O dicionário Houaiss define a palavra “catarse”, dentre outras, como “expulsão ou purgação daquilo que é estranho à essência ou à natureza de um ser e que, por esta razão, o corrompe“.

Segundo Aristóteles, a catarse refere-se à purificação das almas por meio de uma descarga emocional provocada por um drama.


Ainda segundo o filósofo grego, se um homem bom passa da má para a boa fortuna, nós não sentiremos terror; se um homem bom passa da boa para a má fortuna, nós ficamos com pena, e não sentimos compaixão nem terror; se um homem mau passar da boa para a má fortuna, nós ficamos felizes da vida; e se um homem mau passar da má para a boa fortuna, nós sentimos repugnância.

É o que vem acontecendo neste nosso “meio umbandista”.

Na semana que se passou, duas importantes “baixas” (ou seriam deserções?) ocorreram em uma importante terreiro umbandista de São Paulo, sendo que em  pelo menos um destes eventos o outrora “cardeal” (físico, perito criminal…) foi bater às portas do antigo Pai Pequeno da TUO, no Rio de Janeiro, dizendo estar com a vida “envolta em trevas”.

Aliás, lembro-me de uma ocasião em que conversei com este sujeito ao telefone (tenho a gravação) e o mesmo se referiu à este Mestre ao qual, agora, foi “bater cabeça”, como “bêbado desqualificado”, o que torna a “catarse” mais interessante ainda. 
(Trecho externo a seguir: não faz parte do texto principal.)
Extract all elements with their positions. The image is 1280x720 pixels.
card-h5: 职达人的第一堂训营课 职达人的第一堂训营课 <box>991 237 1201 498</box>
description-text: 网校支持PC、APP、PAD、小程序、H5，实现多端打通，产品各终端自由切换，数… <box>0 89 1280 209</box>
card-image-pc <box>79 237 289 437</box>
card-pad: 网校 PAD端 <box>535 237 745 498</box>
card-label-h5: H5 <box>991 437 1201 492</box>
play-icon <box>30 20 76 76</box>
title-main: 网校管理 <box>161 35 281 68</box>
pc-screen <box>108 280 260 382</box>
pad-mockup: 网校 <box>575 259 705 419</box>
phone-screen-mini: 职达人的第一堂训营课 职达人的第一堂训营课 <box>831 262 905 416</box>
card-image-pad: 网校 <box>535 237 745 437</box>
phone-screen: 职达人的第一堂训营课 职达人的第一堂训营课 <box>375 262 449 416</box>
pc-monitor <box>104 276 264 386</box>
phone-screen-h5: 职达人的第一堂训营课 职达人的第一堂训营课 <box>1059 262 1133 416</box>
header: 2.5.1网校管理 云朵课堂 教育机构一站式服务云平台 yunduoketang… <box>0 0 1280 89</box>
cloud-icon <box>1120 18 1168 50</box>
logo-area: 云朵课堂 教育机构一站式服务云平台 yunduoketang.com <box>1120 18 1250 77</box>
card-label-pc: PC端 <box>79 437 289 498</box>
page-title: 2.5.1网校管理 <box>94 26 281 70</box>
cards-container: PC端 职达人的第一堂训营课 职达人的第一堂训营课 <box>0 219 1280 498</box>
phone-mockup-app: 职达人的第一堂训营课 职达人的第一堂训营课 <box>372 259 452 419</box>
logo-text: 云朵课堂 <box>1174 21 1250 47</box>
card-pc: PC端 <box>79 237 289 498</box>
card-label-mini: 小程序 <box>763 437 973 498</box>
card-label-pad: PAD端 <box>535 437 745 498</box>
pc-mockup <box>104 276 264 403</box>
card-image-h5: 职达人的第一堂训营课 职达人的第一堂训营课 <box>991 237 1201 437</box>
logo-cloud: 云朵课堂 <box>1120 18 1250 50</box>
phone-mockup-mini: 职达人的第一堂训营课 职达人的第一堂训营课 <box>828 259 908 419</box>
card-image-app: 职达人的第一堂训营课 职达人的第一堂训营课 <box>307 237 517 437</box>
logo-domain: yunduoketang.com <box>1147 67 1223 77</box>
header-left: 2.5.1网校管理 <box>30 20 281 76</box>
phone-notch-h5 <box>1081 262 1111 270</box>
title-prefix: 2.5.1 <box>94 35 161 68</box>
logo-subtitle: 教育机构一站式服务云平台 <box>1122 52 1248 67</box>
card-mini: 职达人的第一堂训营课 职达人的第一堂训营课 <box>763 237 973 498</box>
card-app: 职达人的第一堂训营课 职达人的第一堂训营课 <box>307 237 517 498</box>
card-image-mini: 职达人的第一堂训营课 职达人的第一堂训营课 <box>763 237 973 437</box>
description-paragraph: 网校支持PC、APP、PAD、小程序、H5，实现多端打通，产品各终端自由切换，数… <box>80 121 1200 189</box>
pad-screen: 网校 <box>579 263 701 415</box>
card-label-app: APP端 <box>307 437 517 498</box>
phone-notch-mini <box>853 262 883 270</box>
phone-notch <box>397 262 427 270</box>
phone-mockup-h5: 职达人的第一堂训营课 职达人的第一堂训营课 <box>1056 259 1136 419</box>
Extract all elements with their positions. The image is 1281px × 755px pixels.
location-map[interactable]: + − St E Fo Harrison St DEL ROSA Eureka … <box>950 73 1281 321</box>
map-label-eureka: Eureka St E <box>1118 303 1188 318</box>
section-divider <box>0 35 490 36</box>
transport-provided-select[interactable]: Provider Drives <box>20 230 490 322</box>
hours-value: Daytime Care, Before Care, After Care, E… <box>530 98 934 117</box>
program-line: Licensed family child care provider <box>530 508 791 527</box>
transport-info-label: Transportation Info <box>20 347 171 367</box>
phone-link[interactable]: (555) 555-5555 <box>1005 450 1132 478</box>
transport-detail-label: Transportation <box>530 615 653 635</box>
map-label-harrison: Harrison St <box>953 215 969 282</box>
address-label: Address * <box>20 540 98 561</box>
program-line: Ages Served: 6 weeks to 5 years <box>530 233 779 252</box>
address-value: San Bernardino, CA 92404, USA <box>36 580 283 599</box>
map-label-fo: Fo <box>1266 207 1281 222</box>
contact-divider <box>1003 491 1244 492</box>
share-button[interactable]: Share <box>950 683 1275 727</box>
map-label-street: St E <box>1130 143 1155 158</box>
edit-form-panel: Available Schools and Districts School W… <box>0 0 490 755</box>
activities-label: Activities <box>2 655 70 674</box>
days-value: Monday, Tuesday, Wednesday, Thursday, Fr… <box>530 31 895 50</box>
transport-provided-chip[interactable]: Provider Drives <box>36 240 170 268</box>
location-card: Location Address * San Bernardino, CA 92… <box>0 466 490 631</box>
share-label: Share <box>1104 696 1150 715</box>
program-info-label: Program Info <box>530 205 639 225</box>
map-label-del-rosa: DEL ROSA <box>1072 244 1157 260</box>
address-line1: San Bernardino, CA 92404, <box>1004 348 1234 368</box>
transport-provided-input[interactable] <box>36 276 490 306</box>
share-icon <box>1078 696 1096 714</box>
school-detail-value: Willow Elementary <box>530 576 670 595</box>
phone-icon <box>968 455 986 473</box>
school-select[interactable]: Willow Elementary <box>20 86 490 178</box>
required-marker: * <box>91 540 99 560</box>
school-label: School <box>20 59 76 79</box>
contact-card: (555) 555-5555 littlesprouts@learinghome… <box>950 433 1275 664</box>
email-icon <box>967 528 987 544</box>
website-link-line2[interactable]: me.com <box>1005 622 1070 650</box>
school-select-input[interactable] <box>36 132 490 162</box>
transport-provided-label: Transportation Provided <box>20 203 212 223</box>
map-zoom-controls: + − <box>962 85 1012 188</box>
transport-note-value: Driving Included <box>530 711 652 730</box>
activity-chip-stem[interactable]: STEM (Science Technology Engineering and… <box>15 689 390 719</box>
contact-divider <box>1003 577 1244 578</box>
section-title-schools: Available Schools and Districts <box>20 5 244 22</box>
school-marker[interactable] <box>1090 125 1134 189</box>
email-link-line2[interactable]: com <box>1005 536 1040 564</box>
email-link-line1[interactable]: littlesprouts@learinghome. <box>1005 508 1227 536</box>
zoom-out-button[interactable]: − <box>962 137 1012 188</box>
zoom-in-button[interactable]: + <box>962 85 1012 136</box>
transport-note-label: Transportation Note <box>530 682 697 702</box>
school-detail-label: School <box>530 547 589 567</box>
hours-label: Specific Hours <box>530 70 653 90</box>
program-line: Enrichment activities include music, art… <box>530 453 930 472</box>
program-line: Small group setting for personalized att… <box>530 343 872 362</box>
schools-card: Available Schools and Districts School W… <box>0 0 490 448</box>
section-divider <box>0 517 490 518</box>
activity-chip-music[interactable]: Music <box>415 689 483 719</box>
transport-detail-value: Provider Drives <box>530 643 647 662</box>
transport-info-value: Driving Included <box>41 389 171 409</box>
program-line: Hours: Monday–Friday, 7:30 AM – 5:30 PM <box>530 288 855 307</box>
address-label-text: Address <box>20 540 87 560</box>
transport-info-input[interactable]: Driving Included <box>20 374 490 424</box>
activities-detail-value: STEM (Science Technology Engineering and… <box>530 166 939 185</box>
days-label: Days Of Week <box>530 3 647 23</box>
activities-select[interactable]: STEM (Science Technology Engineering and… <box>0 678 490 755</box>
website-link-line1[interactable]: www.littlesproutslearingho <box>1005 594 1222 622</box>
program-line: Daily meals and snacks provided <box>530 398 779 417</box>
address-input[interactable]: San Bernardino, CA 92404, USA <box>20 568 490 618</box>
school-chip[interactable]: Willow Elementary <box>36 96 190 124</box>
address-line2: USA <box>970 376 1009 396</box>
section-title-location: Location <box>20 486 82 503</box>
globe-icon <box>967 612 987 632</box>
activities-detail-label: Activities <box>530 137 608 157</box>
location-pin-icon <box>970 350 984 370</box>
Em relação ao outro “cardeal” que debandou, médico neurologista, que há anos estava em evidência na “corte”, rompeu com o “mestre” que seguiu e defendeu cegamente por anos. Deste não se tem notícias de que tenha procurado alguém em desespero, mas sabemos, por outras histórias, que romper com determinadas pessoas e instituições não é coisa muito fácil.

A saída destas duas figuras é emblemática e, diferente do que nosso “amigo” João Carneiro tem o hábito de propagandear aos quatro cantos do mundo, tal notícia nada tem de alvissareira para a(s) instituição(ões) da(s) qual(is) faziam parte. Pelo contrário, é sinal de que  a “lei da gravidade” começa a fazer efeito (tudo que sobe, desce) e que a queda do “império” está próxima.

O que ainda não sabemos é se o “modus operandi” padrão neste tipo de situação será acionado, ou seja, justificar qualquer deserção das fileiras com falsas acusações de desfalques financeiros, má conduta moral e por ai vai. 

Acredito que não, visto a importância destas pessoas no passado dentro do esquema “iniciático” e, por óbvio, que por suas posições dentro do contexto social, qualquer tipo de calúnia e/ou difamação que por ventura ocorresse se transformaria, com certeza, em processos, exposição pública e, consequentemente, propaganda extremamente negativa.

Há de se esperar, no entanto, que outros debandem, que mais alguns, inclusive os “cardeais”, fiquem livres da cegueira espiritual que os acomete e passem a enxergar que longe de estar frequentando um terreiro de Umbanda, estão envoltos nas garras dos mais solertes KIUMBAS.